Although adhesive and unconscionable contractual qualities are not mutually exclusive, we are reminded that even if a contract is not adhesive per se, it may, nevertheless, be deemed unconscionable. Citing Villa Milano Homeowners Assn. V. Il Davorge, (2000) 84 Cal.App.4th, 819, 827, the Court noted that the availability of goods or services from an alternate source goes to the issue of whether or not a contract is adhesive in nature. Unconscionability has separate standards.

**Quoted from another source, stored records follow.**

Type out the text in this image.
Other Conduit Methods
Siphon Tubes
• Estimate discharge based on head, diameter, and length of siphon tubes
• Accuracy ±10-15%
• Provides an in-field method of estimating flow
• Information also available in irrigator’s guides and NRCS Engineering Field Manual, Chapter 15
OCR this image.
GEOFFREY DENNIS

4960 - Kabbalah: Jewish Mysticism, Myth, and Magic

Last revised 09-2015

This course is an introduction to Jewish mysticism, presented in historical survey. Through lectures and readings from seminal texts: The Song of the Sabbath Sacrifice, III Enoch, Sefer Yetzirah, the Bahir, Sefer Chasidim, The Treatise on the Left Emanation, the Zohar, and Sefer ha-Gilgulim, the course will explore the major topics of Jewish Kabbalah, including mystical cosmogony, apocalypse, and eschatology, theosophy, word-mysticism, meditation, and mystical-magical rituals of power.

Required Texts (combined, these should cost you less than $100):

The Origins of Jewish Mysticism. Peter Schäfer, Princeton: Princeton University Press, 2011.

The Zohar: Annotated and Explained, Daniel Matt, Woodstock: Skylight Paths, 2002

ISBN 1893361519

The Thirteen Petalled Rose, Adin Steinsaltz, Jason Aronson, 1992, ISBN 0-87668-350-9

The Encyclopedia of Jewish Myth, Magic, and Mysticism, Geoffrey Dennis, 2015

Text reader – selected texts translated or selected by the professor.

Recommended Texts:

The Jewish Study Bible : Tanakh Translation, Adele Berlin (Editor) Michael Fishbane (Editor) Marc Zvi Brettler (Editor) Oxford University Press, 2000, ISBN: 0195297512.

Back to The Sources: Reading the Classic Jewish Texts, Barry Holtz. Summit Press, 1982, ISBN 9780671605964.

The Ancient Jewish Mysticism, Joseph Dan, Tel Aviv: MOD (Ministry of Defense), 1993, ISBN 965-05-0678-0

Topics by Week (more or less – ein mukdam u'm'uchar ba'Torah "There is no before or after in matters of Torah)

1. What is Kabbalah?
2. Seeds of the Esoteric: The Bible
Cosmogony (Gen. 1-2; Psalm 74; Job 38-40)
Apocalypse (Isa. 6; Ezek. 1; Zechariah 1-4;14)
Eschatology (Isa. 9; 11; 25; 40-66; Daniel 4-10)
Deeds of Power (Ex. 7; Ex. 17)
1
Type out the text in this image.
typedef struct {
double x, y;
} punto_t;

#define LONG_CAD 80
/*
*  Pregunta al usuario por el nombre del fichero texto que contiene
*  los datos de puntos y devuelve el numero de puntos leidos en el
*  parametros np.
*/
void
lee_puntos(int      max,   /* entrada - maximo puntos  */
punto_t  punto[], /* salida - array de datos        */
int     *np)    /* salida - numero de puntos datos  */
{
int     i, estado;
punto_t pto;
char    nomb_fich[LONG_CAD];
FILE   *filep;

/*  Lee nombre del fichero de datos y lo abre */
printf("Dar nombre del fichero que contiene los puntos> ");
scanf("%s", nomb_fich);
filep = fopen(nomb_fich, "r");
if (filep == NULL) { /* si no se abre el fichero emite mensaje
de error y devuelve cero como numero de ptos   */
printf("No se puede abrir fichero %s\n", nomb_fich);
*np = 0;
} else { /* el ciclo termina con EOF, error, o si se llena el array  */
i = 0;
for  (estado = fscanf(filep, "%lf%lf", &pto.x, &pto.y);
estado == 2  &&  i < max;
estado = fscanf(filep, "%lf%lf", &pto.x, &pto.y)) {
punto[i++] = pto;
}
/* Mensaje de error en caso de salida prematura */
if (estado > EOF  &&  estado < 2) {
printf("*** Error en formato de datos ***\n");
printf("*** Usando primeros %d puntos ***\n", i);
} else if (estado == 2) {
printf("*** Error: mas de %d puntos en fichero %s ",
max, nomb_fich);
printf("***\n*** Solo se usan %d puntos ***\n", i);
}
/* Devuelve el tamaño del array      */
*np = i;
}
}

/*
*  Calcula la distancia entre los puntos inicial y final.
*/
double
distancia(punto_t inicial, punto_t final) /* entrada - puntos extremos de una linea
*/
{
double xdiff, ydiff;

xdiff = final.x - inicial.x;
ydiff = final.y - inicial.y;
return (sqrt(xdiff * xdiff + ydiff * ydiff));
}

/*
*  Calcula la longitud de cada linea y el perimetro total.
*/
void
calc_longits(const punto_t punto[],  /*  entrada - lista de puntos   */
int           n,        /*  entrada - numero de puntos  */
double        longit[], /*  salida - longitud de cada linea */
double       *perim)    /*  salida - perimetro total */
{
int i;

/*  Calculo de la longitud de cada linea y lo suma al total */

As it relates to consumer transactions, lawyers are reminded that a “take it or leave it” approach adopted by the stronger party against the weaker party might provide the foundation for a defense of procedural unconscionability. This may be particularly true where little or no opportunity for meaningful negotiation exists. Assessing one party’s relative bargaining strength against that of the other is important to the analysis. Determining, in advance, how a court might analyze what constitutes “meaningful” negotiation is critical.

We are reminded that contract terms that are so one-sided as to shock the conscience might have the corresponding defense of substantive unconscionability. And while adhesive arbitration provisions are not per se unconscionable, “there may be arbitration provisions which do give an advantage to one party…In those cases…it is not the requirement of arbitration alone which makes the provision unfair but rather the…manner in which the arbitration is to occur.” (Szetela, citing Strotz v. Dean Witter Reynolds, Inc., (1990) 223 Cal.App.3d 208, 216). “It is the manner of arbitration, specifically, prohibiting class or representative actions, we take exception to here. The clause is not only harsh and unfair to Discover customers who might be owed a relatively small sum of money, but it also serves as a disincentive for Discover to avoid the type of conduct that might lead to class action litigation in the first place.” (Szetela)

We are reminded to ‘think contract’. We must pay scrupulous attention when drafting arbitration agreements so that our clients are as insulated as possible from the assertion of certain defenses to the contract. We are also reminded to ‘think contract’ when, on our client’s behalf, we seek to successfully assert contract defenses.